RESPONSE: The Company respectfully advises the Staff that it has revised the disclosure on the cover page and page 52 of Amendment No. 1 in response to the Staff’s comment.

Management’s Discussion and Analysis of Financial Condition and Results of Operations, page 138

 

  8.

We note that the projected Economic Revenue for 2022 were $246.8 million, as set forth in the unaudited prospective financial information management prepared and provided to the Cartesian Growth Corporation’s Board in connection with the evaluation of the Business Combination. We also note that your actual net income for the Nine Months Ended September 30, 2022 appears to be significantly lower than the projected Economic Revenue, and as such it appears that you will miss your 2022 revenue projection. If applicable, please update your disclosure in Liquidity and Capital Resources, and elsewhere, to provide updated information about the company’s financial position and further risks to the business operations and liquidity in light of these circumstances.

RESPONSE: The Company acknowledges the Staff’s comment and has amended the disclosure in Management’s Discussion and Analysis of Financial Condition and Results of Operations of Cartesian on page 88, Management’s Discussion and Analysis of Financial Condition and Results of Operations of TWMH on page 101, Management’s Discussion and Analysis of Financial Condition and Results of Operations of the TIG Entities on pages 122, and Management’s Discussion and Analysis of Financial Condition and Results of Operations of Alvarium on pages 144 and 145 to provide updated information about the Company’s financial position and further risks to the business operations and liquidity.

 

  9.

In light of the significant number of redemptions and the unlikelihood that the company will receive significant proceeds from exercises of the warrants because of the disparity between the exercise price of the warrants and the current trading price of the Class A common stock, expand your discussion of capital resources to address any changes in the company’s liquidity position since the business combination. If the company is likely to have to seek additional capital, discuss the effect of this offering on the company’s ability to raise additional capital.

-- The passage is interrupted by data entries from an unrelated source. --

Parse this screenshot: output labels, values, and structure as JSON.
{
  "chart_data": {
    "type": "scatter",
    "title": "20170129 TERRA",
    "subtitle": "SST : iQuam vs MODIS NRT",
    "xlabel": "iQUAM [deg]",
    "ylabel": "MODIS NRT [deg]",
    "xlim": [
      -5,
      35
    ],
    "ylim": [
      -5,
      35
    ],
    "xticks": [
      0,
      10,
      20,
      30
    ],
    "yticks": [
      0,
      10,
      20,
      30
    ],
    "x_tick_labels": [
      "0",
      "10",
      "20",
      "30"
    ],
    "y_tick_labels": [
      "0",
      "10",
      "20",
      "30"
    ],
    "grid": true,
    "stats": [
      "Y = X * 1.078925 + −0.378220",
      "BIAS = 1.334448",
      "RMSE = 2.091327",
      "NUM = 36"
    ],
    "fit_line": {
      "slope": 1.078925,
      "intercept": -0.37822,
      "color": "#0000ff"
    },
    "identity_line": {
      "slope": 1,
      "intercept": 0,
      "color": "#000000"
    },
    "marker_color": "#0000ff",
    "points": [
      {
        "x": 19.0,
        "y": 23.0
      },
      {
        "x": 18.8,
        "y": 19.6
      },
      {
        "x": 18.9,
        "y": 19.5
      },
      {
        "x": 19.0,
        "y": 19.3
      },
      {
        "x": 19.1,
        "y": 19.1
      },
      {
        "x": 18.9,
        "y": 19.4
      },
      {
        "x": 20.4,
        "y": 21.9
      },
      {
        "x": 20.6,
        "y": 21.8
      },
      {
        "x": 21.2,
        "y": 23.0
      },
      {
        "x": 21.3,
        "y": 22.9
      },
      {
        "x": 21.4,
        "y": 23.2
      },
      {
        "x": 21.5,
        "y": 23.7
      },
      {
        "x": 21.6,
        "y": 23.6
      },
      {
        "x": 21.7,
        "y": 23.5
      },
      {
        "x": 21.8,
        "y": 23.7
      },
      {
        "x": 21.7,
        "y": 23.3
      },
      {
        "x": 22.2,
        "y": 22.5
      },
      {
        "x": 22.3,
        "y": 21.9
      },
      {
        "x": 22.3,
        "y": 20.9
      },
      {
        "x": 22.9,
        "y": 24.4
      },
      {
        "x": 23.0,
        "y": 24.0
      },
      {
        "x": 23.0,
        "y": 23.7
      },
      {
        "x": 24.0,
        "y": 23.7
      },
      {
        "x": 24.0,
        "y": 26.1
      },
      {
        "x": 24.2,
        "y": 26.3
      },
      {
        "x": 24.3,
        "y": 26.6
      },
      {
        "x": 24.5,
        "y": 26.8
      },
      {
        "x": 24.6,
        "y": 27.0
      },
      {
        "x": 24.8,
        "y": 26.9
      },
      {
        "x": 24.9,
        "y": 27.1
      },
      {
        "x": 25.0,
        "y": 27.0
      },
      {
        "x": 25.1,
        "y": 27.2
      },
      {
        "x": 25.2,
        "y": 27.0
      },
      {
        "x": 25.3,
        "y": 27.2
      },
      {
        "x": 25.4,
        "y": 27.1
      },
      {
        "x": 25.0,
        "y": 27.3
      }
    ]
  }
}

RESPONSE: The Company acknowledges the Staff’s comment and has amended the disclosure in Management’s Discussion and Analysis of Financial Condition and Results of Operations of Cartesian on page 88 to acknowledge the disparity between the exercise price of the warrants and the current trading price of the Company’s Class A Common Stock, and in Management’s Discussion and Analysis of Financial Condition and Results of Operations of TWMH on page 101, Management’s Discussion and Analysis of Financial Condition and Results of Operations of the TIG Entities on pages 122, and Management’s Discussion and Analysis of Financial Condition and Results of Operations of Alvarium on page 145, to address changes in the Company’s liquidity position since the business combination and the Company’s ability to raise additional capital.

 

  10.

Please expand your discussion here to reflect the fact that this offering involves the potential sale of a substantial portion of shares for resale and discuss how such sales could impact the market price of the company’s common stock. Your discussion should highlight the fact that the selling shareholders will be able to sell all of their shares for so long as the registration statement of which this prospectus forms a part is available for use.


RESPONSE: The Company acknowledges the Staff’s comment and has amended the disclosure in Management’s Discussion and Analysis of Financial Condition and Results of Operations of Cartesian on page 88, to discuss that the Offering involves a substantial percentage of shares for resale and how the potential of the sale of the Resale Securities could affect the market price of the Company’s Class A Common Stock.

If you should have any questions concerning the enclosed matters, please contact the undersigned at (305) 579-0739.

 

Sincerely,
/s/ Thomas Martin
Thomas Martin, Esq.

 

Enclosures

cc:

Michael Tiedemann, Alvarium Tiedemann Holdings, Inc.